Thanks. Btw I managed to get ChatGPT to get me something that works :
https://github.com/rikabi89/diarization_script/blob/main/diarization_script.py - The issue is that it doesn't work well. There is overlapping in the speakers and so its not separating them properly. Not sure why.
Anyway thanks for yours, I will test it out.
keep in mind this extracts the primary speaker of the clip out only. It doesn't segment out all the speakers. Although it can with minor modification. But that should work well enough if you're simply looking to create a dataset of a particular person.
that would be awesome if you could suggest the modification I could try.
Did you successfully get a transcript from it? If not, do so, so you have a baseline for the output to expect. If so than simply replace primarySpeaker with your desired speaker when its looping through and grabbing lines for the given speaker. I believed whisperx lists it out something to the effect of Speaker_01 or something like that.
But an even easier option is to just to leave it as is and find audio where you desired character is the main speaker.
It seems with this iteration of the code, it didn't produce/dump a transcript but it does the audio segment it into Speaker 1 and Speaker 2. I think this best works for large dataset rather than small. Anyway thanks for your help I'll try to mess around with this further but I think for large audio set it does a decent job.
The code I provided produces a transcript into the folder RawTranscripts from a wav file in the PreProcessedAudio folder. You can then use the transcript to extract out the relevant audio. I assumed you just needed help in the diarization part.
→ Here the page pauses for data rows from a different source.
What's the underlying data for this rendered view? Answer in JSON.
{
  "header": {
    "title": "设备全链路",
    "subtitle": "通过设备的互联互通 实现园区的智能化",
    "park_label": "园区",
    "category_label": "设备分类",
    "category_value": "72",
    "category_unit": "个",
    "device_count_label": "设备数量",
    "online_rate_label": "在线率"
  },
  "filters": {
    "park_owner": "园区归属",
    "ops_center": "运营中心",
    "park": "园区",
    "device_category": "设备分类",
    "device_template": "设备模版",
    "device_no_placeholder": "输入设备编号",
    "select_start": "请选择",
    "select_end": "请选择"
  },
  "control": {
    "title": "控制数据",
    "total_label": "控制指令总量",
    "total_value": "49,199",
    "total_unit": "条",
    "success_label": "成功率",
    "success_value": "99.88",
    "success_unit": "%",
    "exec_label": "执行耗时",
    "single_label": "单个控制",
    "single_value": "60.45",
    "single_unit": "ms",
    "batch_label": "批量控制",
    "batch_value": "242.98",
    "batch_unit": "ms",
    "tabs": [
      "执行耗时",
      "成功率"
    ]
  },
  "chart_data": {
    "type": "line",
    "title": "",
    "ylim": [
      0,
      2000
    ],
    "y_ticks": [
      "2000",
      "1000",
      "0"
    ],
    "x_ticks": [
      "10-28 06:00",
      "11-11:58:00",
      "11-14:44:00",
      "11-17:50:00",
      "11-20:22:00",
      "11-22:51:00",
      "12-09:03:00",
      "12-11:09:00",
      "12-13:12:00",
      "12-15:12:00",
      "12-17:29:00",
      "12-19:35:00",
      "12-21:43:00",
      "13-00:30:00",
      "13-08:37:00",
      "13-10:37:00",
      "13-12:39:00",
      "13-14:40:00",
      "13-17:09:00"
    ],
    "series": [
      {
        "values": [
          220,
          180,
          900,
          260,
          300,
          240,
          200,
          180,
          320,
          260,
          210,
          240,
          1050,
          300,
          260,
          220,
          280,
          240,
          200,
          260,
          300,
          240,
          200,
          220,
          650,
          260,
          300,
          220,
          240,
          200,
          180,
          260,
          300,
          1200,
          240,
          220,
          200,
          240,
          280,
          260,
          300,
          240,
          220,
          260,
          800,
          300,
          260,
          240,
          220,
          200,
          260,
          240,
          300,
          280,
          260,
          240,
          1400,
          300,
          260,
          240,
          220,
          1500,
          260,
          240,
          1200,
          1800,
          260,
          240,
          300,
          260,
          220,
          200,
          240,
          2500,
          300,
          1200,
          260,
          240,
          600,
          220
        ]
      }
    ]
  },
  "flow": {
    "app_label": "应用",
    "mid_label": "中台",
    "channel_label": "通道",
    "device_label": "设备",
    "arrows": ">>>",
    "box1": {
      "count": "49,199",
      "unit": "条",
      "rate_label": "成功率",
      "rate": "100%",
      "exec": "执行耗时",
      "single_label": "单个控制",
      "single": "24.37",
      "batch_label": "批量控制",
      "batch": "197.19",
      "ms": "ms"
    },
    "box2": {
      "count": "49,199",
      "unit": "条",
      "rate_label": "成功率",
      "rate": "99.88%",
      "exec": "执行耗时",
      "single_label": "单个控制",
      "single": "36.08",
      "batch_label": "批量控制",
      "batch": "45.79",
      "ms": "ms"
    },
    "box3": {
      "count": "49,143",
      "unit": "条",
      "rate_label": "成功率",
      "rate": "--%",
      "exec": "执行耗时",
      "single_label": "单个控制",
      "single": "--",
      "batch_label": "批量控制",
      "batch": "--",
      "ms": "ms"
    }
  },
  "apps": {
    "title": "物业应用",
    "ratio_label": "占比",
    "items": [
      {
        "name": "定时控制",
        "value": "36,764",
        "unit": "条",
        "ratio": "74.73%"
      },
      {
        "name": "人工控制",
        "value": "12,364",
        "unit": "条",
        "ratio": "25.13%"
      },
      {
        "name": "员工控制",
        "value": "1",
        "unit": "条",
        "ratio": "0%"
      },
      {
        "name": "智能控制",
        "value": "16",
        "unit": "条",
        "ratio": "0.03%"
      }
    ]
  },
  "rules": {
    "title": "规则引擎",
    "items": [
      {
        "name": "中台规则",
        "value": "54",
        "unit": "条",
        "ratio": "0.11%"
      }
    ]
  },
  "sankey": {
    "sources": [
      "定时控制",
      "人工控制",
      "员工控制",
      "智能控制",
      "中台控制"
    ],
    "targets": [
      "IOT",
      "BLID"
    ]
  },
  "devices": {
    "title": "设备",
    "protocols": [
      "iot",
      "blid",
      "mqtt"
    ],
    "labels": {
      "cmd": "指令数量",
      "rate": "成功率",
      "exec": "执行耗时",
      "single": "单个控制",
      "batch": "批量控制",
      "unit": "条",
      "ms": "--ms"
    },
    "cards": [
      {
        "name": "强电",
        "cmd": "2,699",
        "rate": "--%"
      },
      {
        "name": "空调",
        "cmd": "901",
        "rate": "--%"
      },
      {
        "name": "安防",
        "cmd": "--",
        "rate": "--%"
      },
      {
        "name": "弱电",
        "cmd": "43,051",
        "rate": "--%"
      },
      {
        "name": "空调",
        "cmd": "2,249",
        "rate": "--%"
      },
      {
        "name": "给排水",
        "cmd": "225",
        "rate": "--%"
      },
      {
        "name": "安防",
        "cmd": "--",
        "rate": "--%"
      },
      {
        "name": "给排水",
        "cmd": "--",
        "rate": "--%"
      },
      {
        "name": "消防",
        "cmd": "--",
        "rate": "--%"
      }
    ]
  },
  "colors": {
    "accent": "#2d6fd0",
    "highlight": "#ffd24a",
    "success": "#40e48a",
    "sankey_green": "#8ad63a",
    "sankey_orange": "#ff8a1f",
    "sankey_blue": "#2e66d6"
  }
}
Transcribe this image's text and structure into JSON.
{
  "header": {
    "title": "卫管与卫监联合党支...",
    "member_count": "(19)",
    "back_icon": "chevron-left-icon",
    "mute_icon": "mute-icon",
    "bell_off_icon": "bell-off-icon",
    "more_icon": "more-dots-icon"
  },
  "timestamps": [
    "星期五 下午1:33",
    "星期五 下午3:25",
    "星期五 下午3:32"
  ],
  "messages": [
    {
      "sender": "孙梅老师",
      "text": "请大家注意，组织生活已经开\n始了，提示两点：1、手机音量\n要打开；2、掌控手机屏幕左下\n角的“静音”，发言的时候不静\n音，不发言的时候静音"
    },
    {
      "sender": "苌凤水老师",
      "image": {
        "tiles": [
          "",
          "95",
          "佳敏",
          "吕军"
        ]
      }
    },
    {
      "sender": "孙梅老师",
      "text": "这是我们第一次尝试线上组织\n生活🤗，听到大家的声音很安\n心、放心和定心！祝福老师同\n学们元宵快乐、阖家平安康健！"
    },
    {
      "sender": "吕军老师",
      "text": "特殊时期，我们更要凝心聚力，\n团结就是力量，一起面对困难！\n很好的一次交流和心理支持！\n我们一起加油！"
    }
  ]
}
So this file alone just produces a diarized transcript and isn't a complete dataset preparation pipeline. But if you don't mind getting your feet a little wet you can just use pydub and a little python to extract out the segments. This will be enough to get started on a small dataset.
I was also looking for something like this, and thanks to you guys, I was able to achieve what I was going for. I slightly modified Fresh's code, and also modified snippets from the colab linked here: https://github.com/openai/whisper/discussions/264
I ended up with two scripts, the first one is a mofidication of Fresh's script that outputs every speaker's dialogue into a txt file. It outputs in this format:
16.483.17.003. SPEAKER_00: "This is a test message."
31.745.33.066. SPEAKER_01: "This is a message from another speaker."
The numbers separated by the periods are meant to represent:
starttimeseconds.starttimemilliseconds.endtimeseconds.endtimemilliseconds.
I outputted the data this way so that its easier for me to parse it using the second script, which in turns parses the txt file and strips out all of the audio for the specified speaker. It separates snippets by 500ms (you may want to adjust it for your needs) and exports the results to one wav file. Using the scripts should be pretty simple, but please let me know if there's anything I can clarify.
Edit: I'm not sure what went wrong with the formatting. This is my first time using this site, sorry about that.
I've uploaded them to pastebin:
Script 1: https://pastebin.com/2JfY4PWr
Script2: https://pastebin.com/ipWw8YCD
You will have to install pydub if you don't already have it. Hope this helps!